К выпускному вечеру я вернулся в Катеринополь. После выпуска все мои одноклассники разъехались поступать в вузы, один я болтался по райцентру, пропадал на речке, вечерами резался в волейбол во дворе райкома комсомола и ходил на посиделки. В конце июля меня снова вызвал Губанов.

– Тебя почему-то снова срочно вызывают в Киев, – сказал он. – Не знаю причину, но так просто вызывать не будут. Что-то есть.

Снова Киев. Принимает майор средних лет, седой, щеголеватый, в белой гимнастерке с милицейскими погонами (?!). «При чем тут милиция? – думаю я. – Уж не в милицию ли он собирается меня сватать? Не пойду! Лучше уж тогда в Ленинград! Во Фрунзенское! Только не в милицию!»

– Товарищ Мартынов, у нас проводится набор в школу оперативных переводчиков МГБ в Ленинграде. Учиться там два года, – говорит майор. – Мы вам хотим предложить туда поехать. Как вы на это смотрите?

– Положительно, – отвечаю я, не раздумывая. – Только я в иностранных языках не очень… (Тройка по немецкому.)

– Это не имеет никакого значения. Вы заполните еще вот эту анкету, фотографии ваши у нас уже имеются, медкомиссию вы прошли, поезжайте к себе домой и ждите нашего вызова. Вот вам бумага в бухгалтерию, там предъявите свой железнодорожный билет, и вам его оплатят туда и обратно.

– Только из-за этого вызывали?

– Да, только из-за этого, – отвечал он с улыбкой. – Это очень важно. Необходимо было заручиться вашим согласием лично.

И вот снова Катеринополь. Вернулись ребята-абитуриенты. Почти все поступили в вузы, в военные училища. Сказался высокий уровень преподавания в школе. Как-то после матча в волейбол подошел ко мне первый секретарь райкома комсомола Леня Снегур:

– Слушай, Мартынов, ты куда это там оформляешься, в какие-то сверхсекретные спецвойска, что ли? Нам, понимаешь, впервые пришлось писать такую характеристику! Ну хорошо мы тебя знаем как облупленного, да и все тут тебя знают, а то сиди ломай голову, что писать. Все бюро заседало. Составили мы тебе характеристику пo высшему классу. Куда хоть едешь-то, если не секрет?

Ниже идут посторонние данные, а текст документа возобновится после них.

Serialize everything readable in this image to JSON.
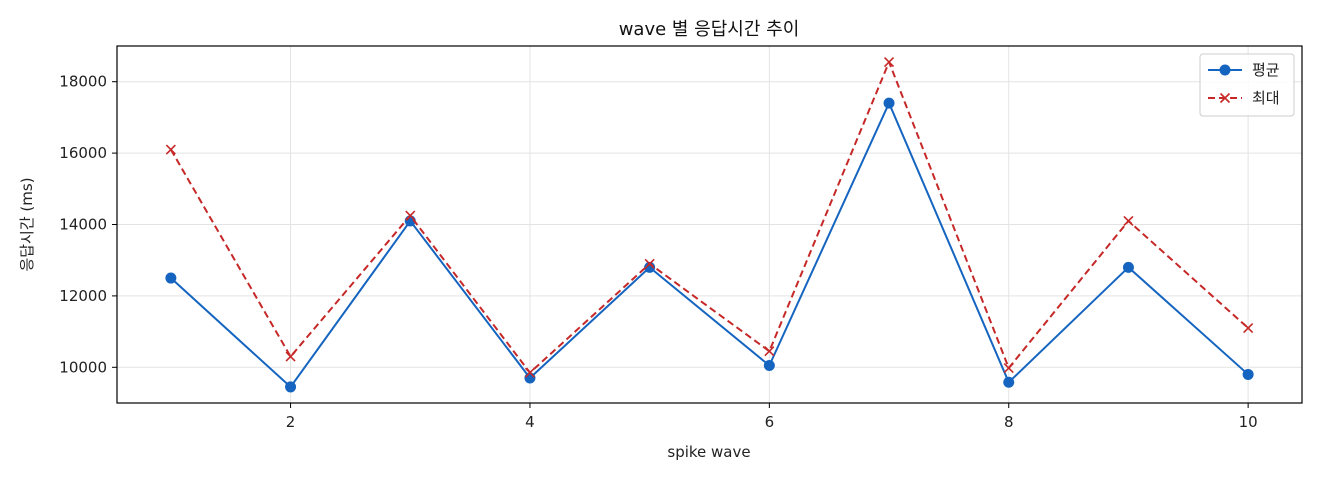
{
  "chart_data": {
    "type": "line",
    "title": "wave 별 응답시간 추이",
    "xlabel": "spike wave",
    "ylabel": "응답시간 (ms)",
    "x": [
      1,
      2,
      3,
      4,
      5,
      6,
      7,
      8,
      9,
      10
    ],
    "x_ticks": [
      2,
      4,
      6,
      8,
      10
    ],
    "x_tick_labels": [
      "2",
      "4",
      "6",
      "8",
      "10"
    ],
    "y_ticks": [
      10000,
      12000,
      14000,
      16000,
      18000
    ],
    "y_tick_labels": [
      "10000",
      "12000",
      "14000",
      "16000",
      "18000"
    ],
    "xlim": [
      0.55,
      10.45
    ],
    "ylim": [
      9000,
      19000
    ],
    "grid": true,
    "legend_position": "top-right",
    "series": [
      {
        "name": "평균",
        "values": [
          12500,
          9450,
          14100,
          9700,
          12800,
          10050,
          17400,
          9580,
          12800,
          9800
        ],
        "color": "#1565c0",
        "line_style": "solid",
        "marker": "circle"
      },
      {
        "name": "최대",
        "values": [
          16100,
          10300,
          14250,
          9850,
          12900,
          10450,
          18550,
          9980,
          14100,
          11100
        ],
        "color": "#c62828",
        "line_style": "dashed",
        "marker": "x"
      }
    ]
  }
}
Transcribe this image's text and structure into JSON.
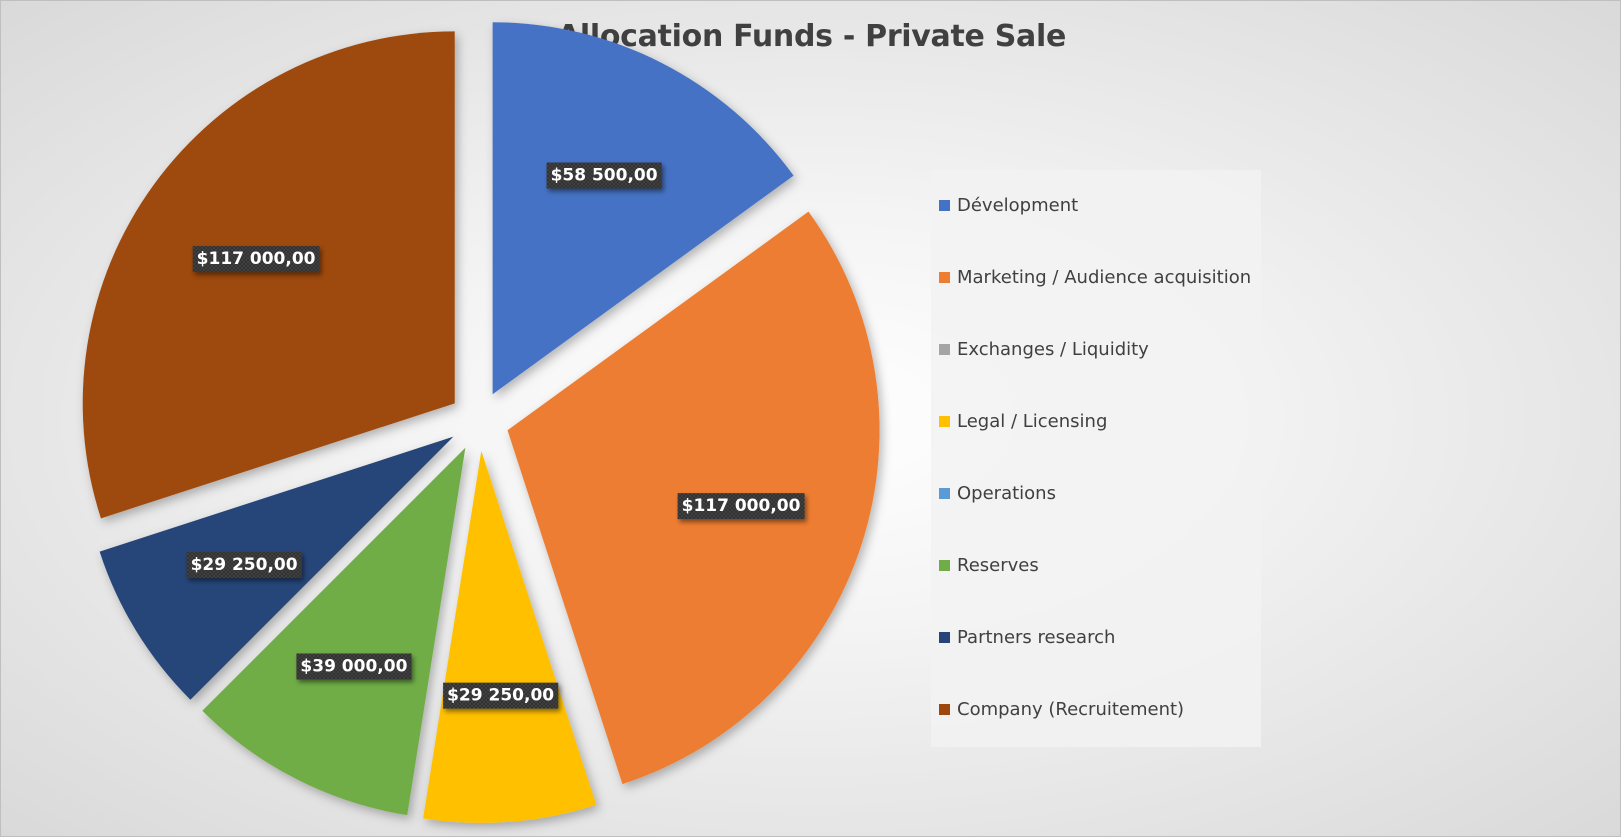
{
  "chart_data": {
    "type": "pie",
    "title": "Allocation Funds - Private Sale",
    "categories": [
      "Dévelopment",
      "Marketing / Audience acquisition",
      "Exchanges / Liquidity",
      "Legal / Licensing",
      "Operations",
      "Reserves",
      "Partners research",
      "Company (Recruitement)"
    ],
    "values": [
      58500,
      117000,
      0,
      29250,
      0,
      39000,
      29250,
      117000
    ],
    "data_labels": [
      "$58 500,00",
      "$117 000,00",
      "",
      "$29 250,00",
      "",
      "$39 000,00",
      "$29 250,00",
      "$117 000,00"
    ],
    "colors": [
      "#4472C4",
      "#ED7D31",
      "#A5A5A5",
      "#FFC000",
      "#5B9BD5",
      "#70AD47",
      "#264478",
      "#9E480E"
    ],
    "exploded": true,
    "legend_position": "right"
  }
}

– Спасибо, Леня. Не секрет. Поступаю в школу военных переводчиков в Ленинграде.

– Ну, счастливо тебе. Думаю, что у тебя это дело пойдет. Это как раз по тебе. Ты вон какой здоровый. – В глазах его светилась добрая зависть. Он пожал мне руку, сутулый, щупленький, больной туберкулезом Леня Снегур, который приехал к нам в район вскоре после окончания войны.

А вызова все не было и не было. Заходил к Губанову. Никаких новостей. Я уже начал было тревожиться. Все ребята уехали, а я болтаюсь по местечку как неприкаянный. Уже 24 августа, а Киев все молчит. Утром 25-то пришел посыльный от Губанова: завтра быть в Киеве в управлении кадров. Со всеми документами.

На следующий день утром я ехал в поезде, проходившем через станцию Звенигородку. Прямого поезда на Киев в то время не было. Пересадка на ставшей мне родной станции Цветково. Время пик: возвращаются с каникул студенты, курсанты военных училищ, школьники. Билет в Цветково закомпостировать не удалось. Нет мест. Пропустив несколько поездов на Киев, я отчаялся, и вдвоем с попутчиком-студентом мы решили ехать «зайцем», забравшись вначале на буфер вагона, а когда поезд тронулся, прошли в тамбур. Присев на корточки, я задремал. И совершенно напрасно. Пробуждение было не из приятных: надо мной стояли ревизоры – мужчина и женщина. Оба телосложения впечатляющего. Пути отхода отрезаны. Все мои объяснения, билет до Киева, который не удалось прокомпостировать, справка, вызов из Киева – все напрасно. Облегчив мой карман аж на целых 25 рублей (больше у меня не было), они ушли, сказав, чтобы я на первой же остановке убирался вон. Они как заводные рыскали без устали по поезду всю ночь напролет, мы то и дело прыгали из тамбура на буфер на ходу поезда. В конце концов нам это ужасно надоело, и мы, снова перейдя на буфер, по скобам залезли на крышу вагона. Мой попутчик-студент вскоре, стуча зубами от холода, спустился вниз, я же стоически встречал рассвет, распластавшись на округлой крыше вагона, ухватившись за грибок вытяжной трубы и дрожа от холода, напрасно пытаясь прикрыться от пронизывающего ветра своим дерматиновым портфельчиком с жареной курицей. Рассветало, когда проскочили Васильков, Белую Церковь, миновали Бровары. Показался Киев. Пора слезать с проклятой крыши.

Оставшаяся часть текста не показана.